2Le cabinet du juge d’instruction du pôle santé reçoit les dossiers des plaintes individuelles en responsabilité médicale, de personnes s’estimant victimes de graves fautes médicales ou de leurs ayant-droits en cas de décès, ceux-ci s’étant constitués parties civiles. Le juge demande aux experts un avis éclairant, par exemple, la chaîne des responsabilités en cas de décès survenant à la suite d’une intervention chirurgicale. L’arbre des causes est alors établi depuis la pré-anesthésie jusqu’aux soins postopératoires. C’est l’expert qui, à l’aide du dossier médical et du dossier infirmier saisis par le juge, reconstitue les faits et met en lumière les éventuels dysfonctionnements dans la chaîne de soins ayant un lien de causalité certain avec le dommage.

3Il est intéressant de comparer les situations des experts travaillant sur les cas individuels et travaillant sur les catastrophes sanitaires faisant de nombreuses victimes, et pour lesquelles l’avis des experts est très important.
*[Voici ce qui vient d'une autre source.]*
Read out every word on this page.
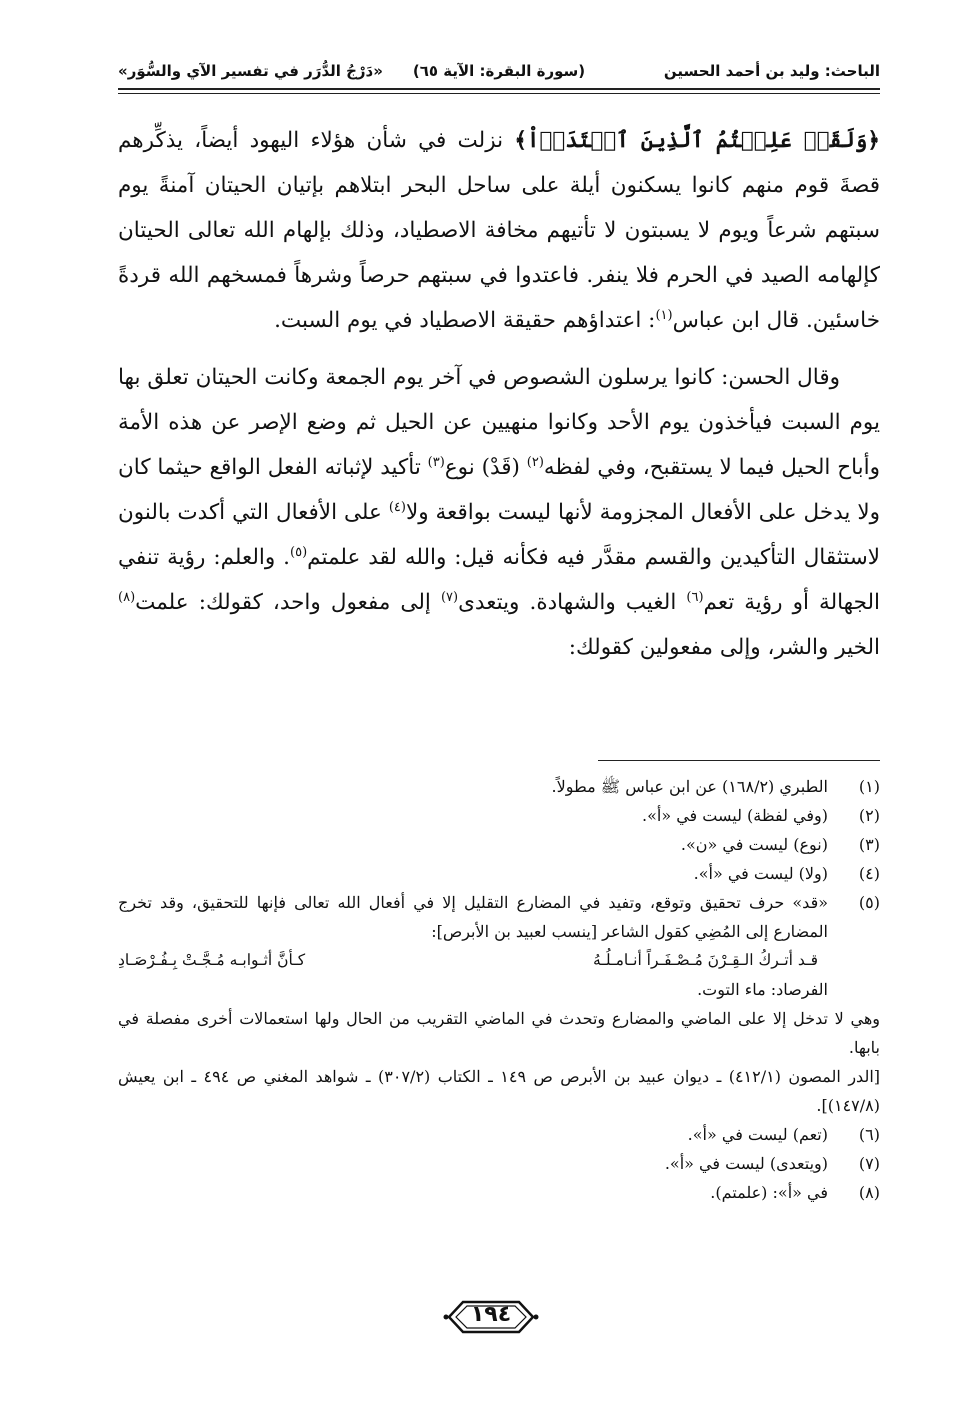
الباحث: وليد بن أحمد الحسين
(سورة البقرة: الآية ٦٥)
«دَرْجُ الدُّرَر في تفسير الآي والسُّوَر»

﴿وَلَقَدۡ عَلِمۡتُمُ ٱلَّذِينَ ٱعۡتَدَوۡاْ﴾ نزلت في شأن هؤلاء اليهود أيضاً، يذكِّرهم قصةَ قوم منهم كانوا يسكنون أيلة على ساحل البحر ابتلاهم بإتيان الحيتان آمنةً يوم سبتهم شرعاً ويوم لا يسبتون لا تأتيهم مخافة الاصطياد، وذلك بإلهام الله تعالى الحيتان كإلهامه الصيد في الحرم فلا ينفر. فاعتدوا في سبتهم حرصاً وشرهاً فمسخهم الله قردةً خاسئين. قال ابن عباس$^{(١)}$: اعتداؤهم حقيقة الاصطياد في يوم السبت.

وقال الحسن: كانوا يرسلون الشصوص في آخر يوم الجمعة وكانت الحيتان تعلق بها يوم السبت فيأخذون يوم الأحد وكانوا منهيين عن الحيل ثم وضع الإصر عن هذه الأمة وأباح الحيل فيما لا يستقبح، وفي لفظه$^{(٢)}$ (قَدْ) نوع$^{(٣)}$ تأكيد لإثباته الفعل الواقع حيثما كان ولا يدخل على الأفعال المجزومة لأنها ليست بواقعة ولا$^{(٤)}$ على الأفعال التي أكدت بالنون لاستثقال التأكيدين والقسم مقدَّر فيه فكأنه قيل: والله لقد علمتم$^{(٥)}$. والعلم: رؤية تنفي الجهالة أو رؤية تعم$^{(٦)}$ الغيب والشهادة. ويتعدى$^{(٧)}$ إلى مفعول واحد، كقولك: علمت$^{(٨)}$ الخير والشر، وإلى مفعولين كقولك:

(١)
الطبري (١٦٨/٢) عن ابن عباس ﷺ مطولاً.
(٢)
(وفي لفظة) ليست في «أ».
(٣)
(نوع) ليست في «ن».
(٤)
(ولا) ليست في «أ».
(٥)
«قد» حرف تحقيق وتوقع، وتفيد في المضارع التقليل إلا في أفعال الله تعالى فإنها للتحقيق، وقد تخرج المضارع إلى المُضِي كقول الشاعر [ينسب لعبيد بن الأبرص]:
قـد أتـركُ الـقِـرْنَ مُـصْـفَـراً أنـامـلُـهُ
كـأنَّ أثـوابـه مُـجَّـتْ بِـفُـرْصَـادِ
الفرصاد: ماء التوت.
وهي لا تدخل إلا على الماضي والمضارع وتحدث في الماضي التقريب من الحال ولها استعمالات أخرى مفصلة في بابها.
[الدر المصون (٤١٢/١) ـ ديوان عبيد بن الأبرص ص ١٤٩ ـ الكتاب (٣٠٧/٢) ـ شواهد المغني ص ٤٩٤ ـ ابن يعيش (١٤٧/٨)].
(٦)
(تعم) ليست في «أ».
(٧)
(ويتعدى) ليست في «أ».
(٨)
في «أ»: (علمتم).
١٩٤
En effet, concernant les plaintes des associations en responsabilité médicale collective dites de santé publique – par exemple en cas de catastrophe sanitaire, comme le sang contaminé, l’hormone de croissance ou l’amiante –, le raisonnement est semblable, dans la mesure où à côté des expertises individuelles de chaque victime, l’expertise porte sur les connaissances scientifiques de l’époque. On ne peut pas juger des personnes, si elles doivent être jugées, avec les connaissances d’aujourd’hui si le délai d’apparition des pathologies est très long comme pour les cancers, le sida ou la maladie de Creutzfeldt-Jakob. Ensuite, c’est « l’expertise de l’expertise » concernant la responsabilité éventuelle des conseillers des décisionnaires, compte tenu de l’établissement par les investigations du juge d’instruction de la chaîne d’information sur le danger couru, l’existence des moyens de s’en protéger (par exemple, le chauffage pour les hémophiles ou le test sur les produits sanguins pour les transfusés) et la décision sanitaire elle-même. Les spécialités requises sont alors les spécialités scientifiques pointues et les savoirs sociétaux.
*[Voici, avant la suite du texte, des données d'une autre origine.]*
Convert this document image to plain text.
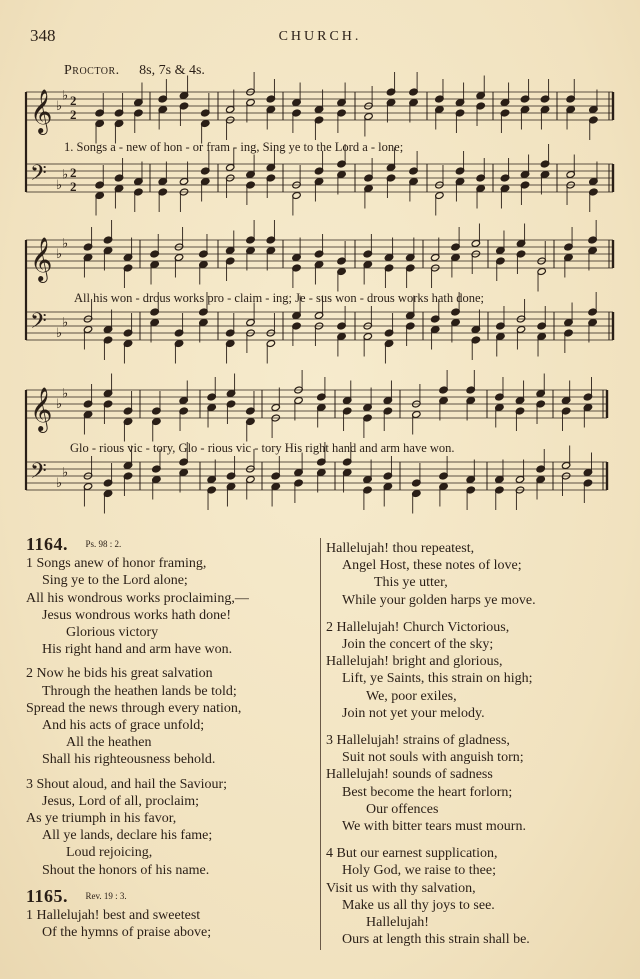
348	CHURCH.
Proctor. 8s, 7s & 4s.
𝄞 ♭
♭ 2
2
𝄢 ♭
♭ 2
2
𝄞 ♭
♭
𝄢 ♭
♭
𝄞 ♭
♭
𝄢 ♭
♭
1. Songs a - new of hon - or fram - ing, Sing ye to the Lord a - lone;
All his won - drous works pro - claim - ing; Je - sus won - drous works hath done;
Glo - rious vic - tory, Glo - rious vic - tory His right hand and arm have won.
1164. $^{Ps. 98 : 2.}$
1 Songs anew of honor framing,
Sing ye to the Lord alone;
All his wondrous works proclaiming,—
Jesus wondrous works hath done!
Glorious victory
His right hand and arm have won.
2 Now he bids his great salvation
Through the heathen lands be told;
Spread the news through every nation,
And his acts of grace unfold;
All the heathen
Shall his righteousness behold.
3 Shout aloud, and hail the Saviour;
Jesus, Lord of all, proclaim;
As ye triumph in his favor,
All ye lands, declare his fame;
Loud rejoicing,
Shout the honors of his name.
1165. $^{Rev. 19 : 3.}$
1 Hallelujah! best and sweetest
Of the hymns of praise above;
Hallelujah! thou repeatest,
Angel Host, these notes of love;
This ye utter,
While your golden harps ye move.
2 Hallelujah! Church Victorious,
Join the concert of the sky;
Hallelujah! bright and glorious,
Lift, ye Saints, this strain on high;
We, poor exiles,
Join not yet your melody.
3 Hallelujah! strains of gladness,
Suit not souls with anguish torn;
Hallelujah! sounds of sadness
Best become the heart forlorn;
Our offences
We with bitter tears must mourn.
4 But our earnest supplication,
Holy God, we raise to thee;
Visit us with thy salvation,
Make us all thy joys to see.
Hallelujah!
Ours at length this strain shall be.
4En effet, les catastrophes sanitaires interrogent les responsabilités sociétales, le contentieux pénal étant pour les victimes le dernier recours face, notamment, à l’opacité dans laquelle les décideurs publics ont pris en compte les avis de leurs conseillers experts. L’affaire du sang contaminé a révélé par exemple que le traitement des produits sanguins et anti-hémophiliques protégeant du sida avait été mis en place trop tardivement. L’instruction concernant le volet non ministériel, qui a abouti à un non-lieu par une chambre de la cour d’appel de Paris (chambre de l’instruction) concernant trente-trois mis en examen, a établi que les médecins spécialistes du Comité national de l’hémophilie avaient mené une étude d’observation sur trois ans de groupes d’hémophiles traités les uns avec des produits chauffés, les autres avec des produits non chauffés. Cette étude démontrait dès décembre 1984, grâce aux premiers tests du docteur Montagnier, que le chauffage des produits sanguins dont bénéficiait le premier groupe protégeait les hémophiles de la contamination. Or, ces médecins ont préféré attendre que les résultats de cette recherche soient d’abord publiés au niveau international avant de prévenir les décisionnaires, de longs mois plus tard, du danger des produits non chauffés…
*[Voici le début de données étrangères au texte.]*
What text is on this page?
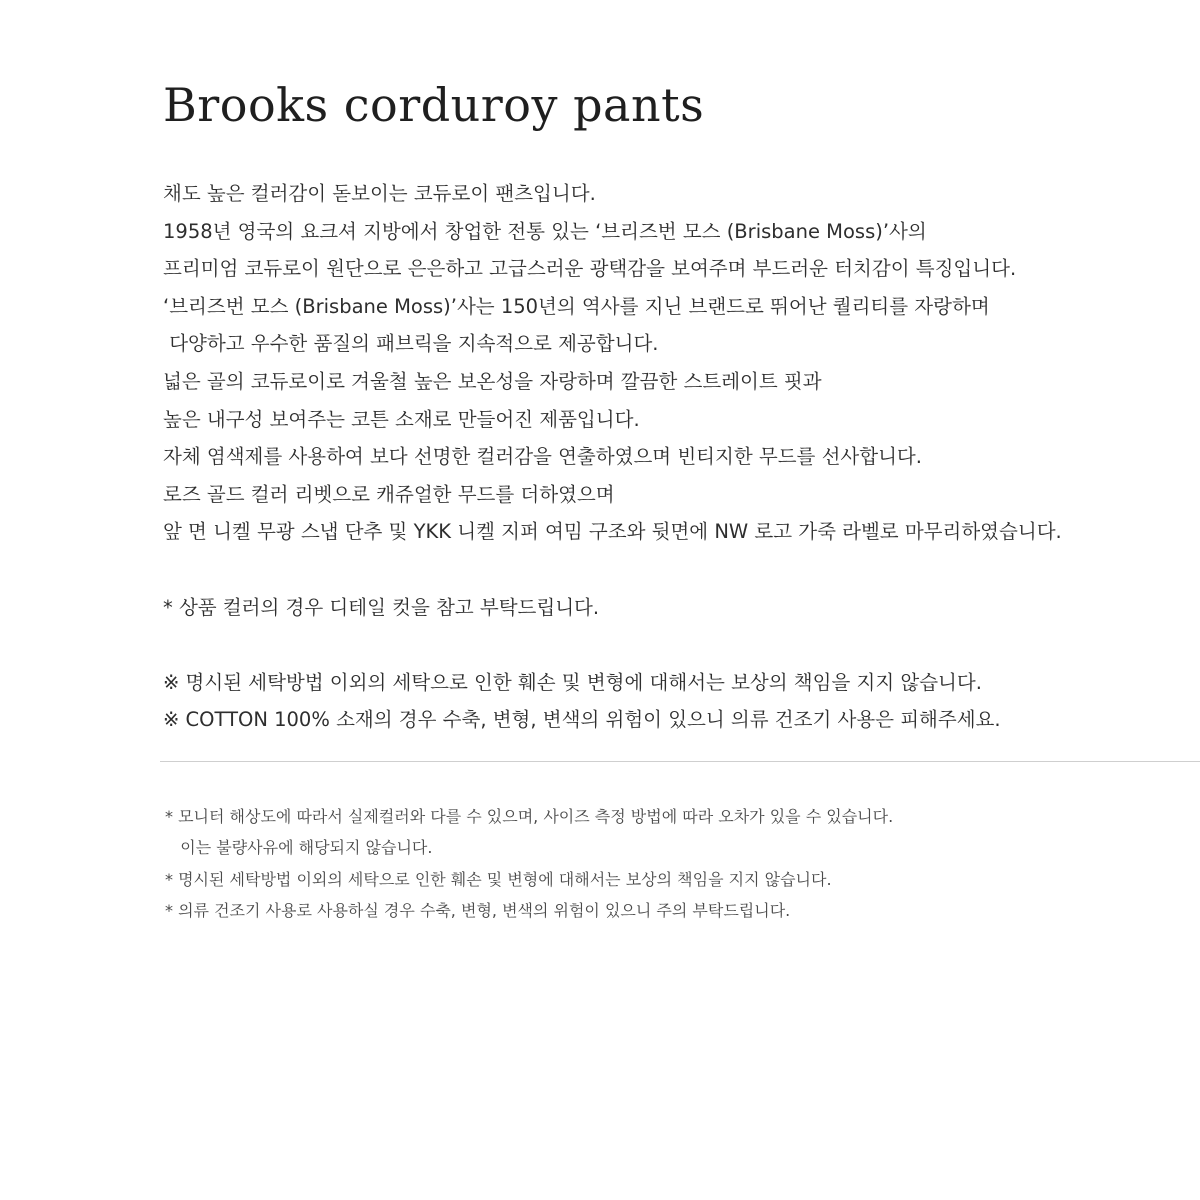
Brooks corduroy pants
채도 높은 컬러감이 돋보이는 코듀로이 팬츠입니다.
1958년 영국의 요크셔 지방에서 창업한 전통 있는 ‘브리즈번 모스 (Brisbane Moss)’사의
프리미엄 코듀로이 원단으로 은은하고 고급스러운 광택감을 보여주며 부드러운 터치감이 특징입니다.
‘브리즈번 모스 (Brisbane Moss)’사는 150년의 역사를 지닌 브랜드로 뛰어난 퀄리티를 자랑하며
다양하고 우수한 품질의 패브릭을 지속적으로 제공합니다.
넓은 골의 코듀로이로 겨울철 높은 보온성을 자랑하며 깔끔한 스트레이트 핏과
높은 내구성 보여주는 코튼 소재로 만들어진 제품입니다.
자체 염색제를 사용하여 보다 선명한 컬러감을 연출하였으며 빈티지한 무드를 선사합니다.
로즈 골드 컬러 리벳으로 캐쥬얼한 무드를 더하였으며
앞 면 니켈 무광 스냅 단추 및 YKK 니켈 지퍼 여밈 구조와 뒷면에 NW 로고 가죽 라벨로 마무리하였습니다.
* 상품 컬러의 경우 디테일 컷을 참고 부탁드립니다.
※ 명시된 세탁방법 이외의 세탁으로 인한 훼손 및 변형에 대해서는 보상의 책임을 지지 않습니다.
※ COTTON 100% 소재의 경우 수축, 변형, 변색의 위험이 있으니 의류 건조기 사용은 피해주세요.
* 모니터 해상도에 따라서 실제컬러와 다를 수 있으며, 사이즈 측정 방법에 따라 오차가 있을 수 있습니다.
이는 불량사유에 해당되지 않습니다.
* 명시된 세탁방법 이외의 세탁으로 인한 훼손 및 변형에 대해서는 보상의 책임을 지지 않습니다.
* 의류 건조기 사용로 사용하실 경우 수축, 변형, 변색의 위험이 있으니 주의 부탁드립니다.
5Les experts judiciaires ont rendu sur demande du juge d’instruction, beaucoup plus tard lors de la procédure pénale d’instruction, leurs rapports sur la façon dont ces médecins ont, en tant qu’experts nationaux, trop tardivement conseillé responsables politiques et décisionnaires publics. Cet exemple montre le rôle très important des spécialistes pour informer les décisionnaires, ainsi que le rôle des experts judiciaires.

Qui sont les experts judiciaires ?

6Les juges doivent recourir à une liste des personnes qualifiées en tant qu’experts judiciaires inscrits sur une liste de la cour d’appel au terme d’un réel « parcours du combattant » : le dépôt des dossiers inclut des recommandations d’experts judiciaires déjà inscrits ou des avis de la Compagnie des experts judiciaires. La qualité d’expert n’est acquise qu’au terme d’une période de probation de deux ans et à condition d’avoir suivi une formation dédiée.

7Ceci étant, en France, il faut indiquer que seuls les experts judiciaires sont officiellement reconnus en tant qu’experts avec un statut, à l’issue d’un processus réglementé et avec des contrôles spécifiques réguliers. Si ce dispositif n’est pas parfait – notamment parce que les déclarations de compétences sont difficiles à vérifier –, il n’en reste pas moins que ces experts sont indépendants et assignés à une formation permanente et à une responsabilité précise. En effet, dans les autres domaines que le judiciaire (comme par exemple le domaine du conseil des décideurs sanitaires), l’expertise ne fait l’objet d’aucune organisation ni contrôle spécifique. Qui fait de celui-ci ou celui-là un expert ?

8Il est essentiel également de pouvoir identifier les experts des associations, les experts issus des administrations (et dont le rôle est souvent crucial dans les décisions prises par les politiques), les experts industriels, les experts indépendants et les lobbies. Car les dysfonctionnements peuvent être dus à la non prise en compte de l’avis d’un expert indépendant, à l’absence de communication entre experts ou au fait que les décideurs s’appuient sur les avis des experts qui leur conviennent, dits « experts maison ».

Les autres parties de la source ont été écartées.